Vino, i produttori scontano i dazi dai listini ma i prezzi in Usa crescono lo stesso: persi 110 milioni di export
Un salasso. Mentre i produttori di vino italiani e francesi tagliano i prezzi nel tentativo di assorbire i dazi Usa e conservare le posizioni di mercato, le quotazioni dei vini sul mercato statunitense aumentano, ingrossando i margini di importatori e distributori ma penalizzando le vendite.

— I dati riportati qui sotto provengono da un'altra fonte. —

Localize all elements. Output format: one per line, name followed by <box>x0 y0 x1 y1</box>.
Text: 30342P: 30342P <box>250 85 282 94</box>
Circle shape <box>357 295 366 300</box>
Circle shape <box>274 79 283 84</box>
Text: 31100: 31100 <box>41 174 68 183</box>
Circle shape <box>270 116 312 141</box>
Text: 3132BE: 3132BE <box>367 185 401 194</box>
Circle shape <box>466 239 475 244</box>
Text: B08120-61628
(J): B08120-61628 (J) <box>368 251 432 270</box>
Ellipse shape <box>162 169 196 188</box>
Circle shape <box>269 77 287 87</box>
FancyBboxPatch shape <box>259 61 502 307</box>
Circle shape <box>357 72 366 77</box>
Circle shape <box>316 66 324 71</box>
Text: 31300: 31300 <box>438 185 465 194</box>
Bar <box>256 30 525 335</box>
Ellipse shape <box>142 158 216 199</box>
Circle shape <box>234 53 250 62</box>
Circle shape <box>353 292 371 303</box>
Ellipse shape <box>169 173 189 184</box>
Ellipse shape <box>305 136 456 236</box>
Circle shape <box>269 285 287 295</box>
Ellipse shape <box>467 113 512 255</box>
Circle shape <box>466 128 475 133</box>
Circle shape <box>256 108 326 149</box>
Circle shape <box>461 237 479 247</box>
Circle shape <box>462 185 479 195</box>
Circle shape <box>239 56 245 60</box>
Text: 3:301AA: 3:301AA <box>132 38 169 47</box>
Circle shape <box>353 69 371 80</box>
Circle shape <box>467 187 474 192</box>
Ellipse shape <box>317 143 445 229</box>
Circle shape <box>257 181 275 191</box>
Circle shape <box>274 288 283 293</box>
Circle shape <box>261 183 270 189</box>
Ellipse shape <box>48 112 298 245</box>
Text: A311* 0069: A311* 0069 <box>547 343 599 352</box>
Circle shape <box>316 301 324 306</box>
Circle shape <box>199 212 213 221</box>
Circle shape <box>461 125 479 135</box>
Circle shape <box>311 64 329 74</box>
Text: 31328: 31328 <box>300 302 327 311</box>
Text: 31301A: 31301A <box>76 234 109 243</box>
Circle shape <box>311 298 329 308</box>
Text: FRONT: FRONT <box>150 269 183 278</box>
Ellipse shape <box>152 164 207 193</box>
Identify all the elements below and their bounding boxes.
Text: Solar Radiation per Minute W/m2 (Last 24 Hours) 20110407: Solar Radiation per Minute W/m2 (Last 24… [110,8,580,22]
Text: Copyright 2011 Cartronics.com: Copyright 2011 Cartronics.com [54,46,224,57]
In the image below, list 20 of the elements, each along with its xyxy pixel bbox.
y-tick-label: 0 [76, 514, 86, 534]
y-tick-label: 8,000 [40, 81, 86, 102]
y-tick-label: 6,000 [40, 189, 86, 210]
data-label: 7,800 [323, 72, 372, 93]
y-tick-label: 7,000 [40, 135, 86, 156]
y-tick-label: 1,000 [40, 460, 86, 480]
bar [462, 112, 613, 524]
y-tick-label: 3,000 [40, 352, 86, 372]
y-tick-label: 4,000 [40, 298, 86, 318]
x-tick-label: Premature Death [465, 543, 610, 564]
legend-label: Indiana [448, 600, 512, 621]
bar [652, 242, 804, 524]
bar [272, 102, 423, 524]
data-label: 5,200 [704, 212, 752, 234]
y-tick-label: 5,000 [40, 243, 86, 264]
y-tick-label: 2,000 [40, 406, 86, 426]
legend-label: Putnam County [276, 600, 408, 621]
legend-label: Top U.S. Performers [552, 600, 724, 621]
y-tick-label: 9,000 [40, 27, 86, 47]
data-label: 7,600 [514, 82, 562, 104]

È la denuncia dell’Unione italiana vini che oggi a Roma ha tenuto il proprio consiglio nazionale. Una denuncia amara perché rappresenta la presa d’atto che gli sforzi effettuati dalle cantine europee vengono vanificate dal trade Usa. E in questo modo invece di sostenere i consumi (i vignerons made in Italy puntavano su un boost di vendite in occasione del thansksginving), le vendite restano al palo.
«Di fatto – sottolineano all’Unione italiana vini – solo nell’ultimo trimestre abbiamo perso 110 milioni di euro di mancate esportazioni rispetto allo stesso periodo del 2024».
«Il problema dei dazi lo dobbiamo gestire – ha commentato il presidente dell’Unione italiana vini, Lamberto Frescobaldi – a meno di improbabili quanto repentini cambi di rotta delle politiche Usa, con queste tariffe ci dovremo purtroppo convivere. Ciò che non può durare a lungo è l’autotassazione operata dalle imprese del vino italiane ed europee per rimanere competitive sul mercato. Nel terzo trimestre il prezzo del vino italiano diretto verso gli Usa ha subito un taglio medio del 15%, quello francese addirittura del 26%. Contestualmente, il prezzo medio di questi vini in uscita dalla distribuzione americana è salito a ottobre di circa 4/5 punti e gli ordini nei punti vendita in vista del Thanksgiving sono tutt’altro che ripartiti».
Lo scenario di pesanti tensioni di mercato è sotto gli occhi di tutti. «Il mondo del vino tuttavia – ha aggiunto Frescobaldi – deve oggi evitare catastrofismi ma anche facili ottimismi e lavorare sulla gestione della crisi. Lo stanziamento di 100 milioni di euro aggiuntivi per la promozione del made in Italy (in capo a Ita, Italian Trade Agency) inserite nel Ddl Bilancio è perciò un segnale positivo e concreto del Governo, a patto che il nostro comparto sia in cima alla lista del made in Italy da sostenere. È poi fondamentale che da parte del trade statunitense ci sia la consapevolezza che nessuno in questa fase possa pensare di lucrare in dispetto dei propri partner: oggi l’imperativo è riattivare i consumi calmierando i prezzi. Perché – ha concluso il presidente Uiv – se fino a pochi mesi fa ogni dollaro investito in vino europeo ne generava 4,5 sul mercato a stelle e strisce, oggi il moltiplicatore potrebbe invertirsi, con rischio di mancato guadagno per il mercato americano di 4,5 volte superiore al nostro».
Risorse che sarà importante impiegare nella diversificazione dei mercati in un percorso di crescita e di presenza di lungo periodo. «Anche per questo il Consiglio – ha aggiunto il segretario generale dell’Uiv, Paolo Castelletti – confidiamo nell’allungamento dei vincoli temporali della misura Ocm promozione dagli attuali 3 a 10 anni consecutivi per le attività nei paesi obiettivo».